Le DAM, ça ne vous dit rien ? « Droit à la maladie » : un mouvement excessivement dangereux. Ses membres, tous des hors-la-loi, réclament la liberté, pour un individu mal portant, de ne pas se faire soigner. Et pour les autres, ceux qui sont en bonne santé, le droit de se soustraire à toutes sortes d’obligations égales : ne pas accepter les tests de dépistage systématiques, ne pas transmettre aux autorités la « concentration de bactéries » dans leur appartement ni les données relatives à leur sommeil et à leur alimentation, pas plus que leurs performances sportives hebdomadaires.
Impensable ! Naturellement, les adeptes du DAM sont considérés comme des « terroristes ». Nous sommes en 2057 et l’asepsie a force de loi. La « Méthode », une doctrine en vigueur depuis quelques décennies, impose à tous les citoyens de tendre vers la santé, valeur supérieure d’une civilisation « parvenue au terme de l’évolution ». Fini les bacilles, virus et autres métastases : un éternuement dans une cour d’école et hop ! branle-bas de combat. Le rhume est aussi redouté qu’un braquage de banque au XXe siècle – et combattu avec la même vigueur.

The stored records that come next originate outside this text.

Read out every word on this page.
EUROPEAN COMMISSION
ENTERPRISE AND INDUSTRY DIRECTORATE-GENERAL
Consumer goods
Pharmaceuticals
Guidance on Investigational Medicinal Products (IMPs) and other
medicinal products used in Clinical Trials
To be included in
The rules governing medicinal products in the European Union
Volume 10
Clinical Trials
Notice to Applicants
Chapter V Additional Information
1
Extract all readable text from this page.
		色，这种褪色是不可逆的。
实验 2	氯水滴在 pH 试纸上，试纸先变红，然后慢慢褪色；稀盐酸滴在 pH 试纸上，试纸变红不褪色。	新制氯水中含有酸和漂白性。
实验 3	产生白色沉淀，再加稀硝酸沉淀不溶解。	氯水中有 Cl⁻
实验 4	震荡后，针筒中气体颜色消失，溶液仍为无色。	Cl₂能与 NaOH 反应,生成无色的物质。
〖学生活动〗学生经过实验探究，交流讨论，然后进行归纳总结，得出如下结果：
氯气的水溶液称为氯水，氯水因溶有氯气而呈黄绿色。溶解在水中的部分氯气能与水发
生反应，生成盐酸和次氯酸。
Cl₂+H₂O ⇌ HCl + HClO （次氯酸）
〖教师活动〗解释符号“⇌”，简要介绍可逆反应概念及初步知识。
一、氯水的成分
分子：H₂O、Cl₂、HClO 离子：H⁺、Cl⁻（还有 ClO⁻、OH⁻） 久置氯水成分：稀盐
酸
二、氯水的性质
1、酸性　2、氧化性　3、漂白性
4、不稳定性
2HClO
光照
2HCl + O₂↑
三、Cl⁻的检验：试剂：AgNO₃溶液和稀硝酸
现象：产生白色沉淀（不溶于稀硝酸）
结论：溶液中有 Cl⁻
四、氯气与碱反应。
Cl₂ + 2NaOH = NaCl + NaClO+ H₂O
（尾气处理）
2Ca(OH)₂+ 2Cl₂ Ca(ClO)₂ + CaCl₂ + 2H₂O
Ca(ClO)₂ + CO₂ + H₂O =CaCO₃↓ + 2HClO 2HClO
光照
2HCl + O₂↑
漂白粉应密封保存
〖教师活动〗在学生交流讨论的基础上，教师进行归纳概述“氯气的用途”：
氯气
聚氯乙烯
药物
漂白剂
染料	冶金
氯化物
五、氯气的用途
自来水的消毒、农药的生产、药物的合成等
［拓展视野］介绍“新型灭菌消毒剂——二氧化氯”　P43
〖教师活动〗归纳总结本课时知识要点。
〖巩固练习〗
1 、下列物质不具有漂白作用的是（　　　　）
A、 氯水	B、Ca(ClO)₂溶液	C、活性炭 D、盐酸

Pour son troisième roman, la jeune Juli Zeh (elle est née en 1974) n’a pas opté pour un thème particulièrement original : la mise en scène d’un totalitarisme hygiéniste, régulant le corps dans ses moindres pulsations, a déjà inspiré des auteurs de science-fiction. On pense, par exemple, à Un bonheur insoutenable, roman très frappant d’Ira Levin, paru en 1970. Mais la brillante romancière, très en vue outre-Rhin, fait preuve d’imagination dans son approche de ce cauchemar. Sans être répertoriée comme un écrivain de science-fiction, elle a utilisé les codes du genre à sa manière, en les incorporant à un texte plus surprenant dans sa forme que dans son contenu.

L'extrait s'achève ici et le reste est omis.